Passage Read: Jeremiah 29-32
Meditation Verses: 32:24-25
Thought
The city is surrounded and about to be overthrown. All the people of Judah will be driven out and exiled, yet God calls Jeremiah to buy a piece of land from his uncle. Jeremiah is a prisoner in the court of the guard! The whole situation is as crazy as can be! Jeremiah will never get to take possession of the property. He will never be able to use it, but God instructs him to buy it. All to illustrate God's promise to restore the people to their land. God's purposes are so much greater than our lives. We exist to illustrate and honor and obey the Lord, even and especially when we seem to get no benefit from it. I am convinced that one day, Jeremiah will walk his property; he will own it and use it and live on it.
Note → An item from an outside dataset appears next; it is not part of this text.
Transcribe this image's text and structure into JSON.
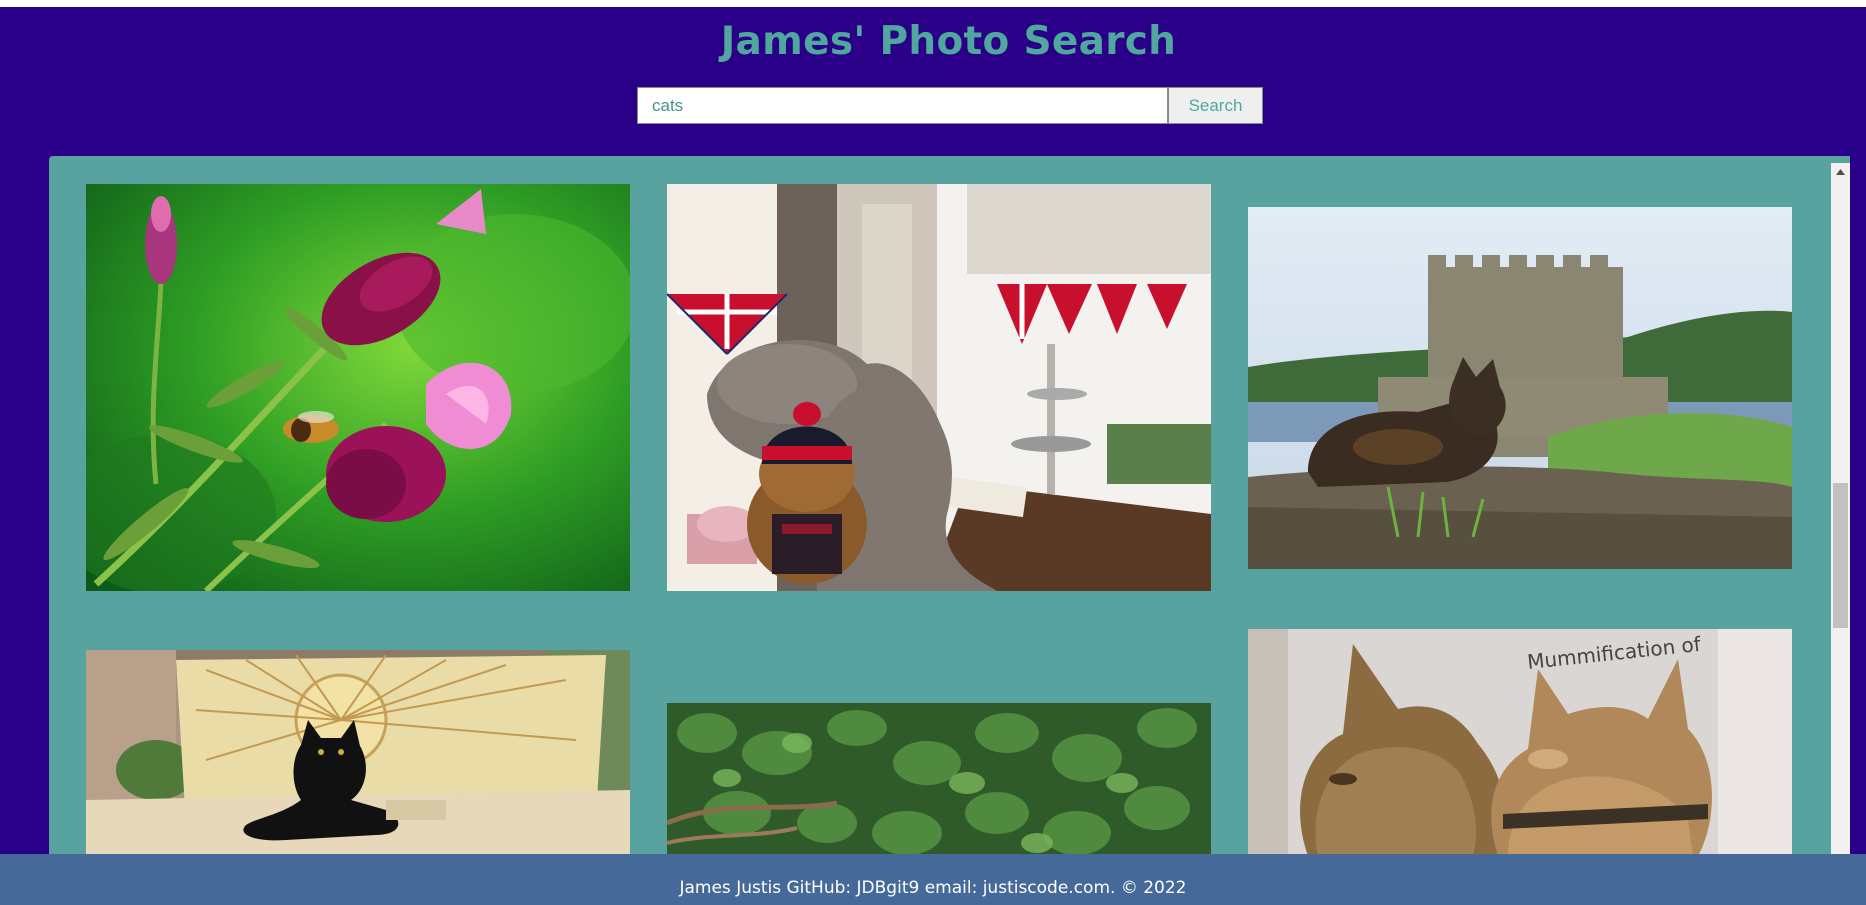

God will not forget what He had Jeremiah do, and will reward Jeremiah for his faithfulness.
Application
My life is not my own, but it is God's to do with as He pleases. There are things He will ask me to do that I will not see the benefit from, not in this life. But everything I do in obedience to Him, everything I lose or must give up or spend without obtaining a return, He will repay, even if it seems like a total waste or loss, as in this case for Jeremiah. Setting my heart on heaven, rather than on the things of earth means I invest and labor for the very long haul. I don't seek reward here and now, but there and then. It may seem a lifetime away, but God's point is that He can raise the dead and restore what was lost in waiting for Him. Nothing I give up now in service to God will truly be lost; He will restore it and more when He sets up His kingdom. In giving up a present that cannot be held, I'm buying a future that cannot be lost. It is hard to give up the things I can see and hold and use; they give me security and a sense of safety and even meaning and value, but I want my security and comfort and meaning and value to come from God. I want to shift these entirely to Him.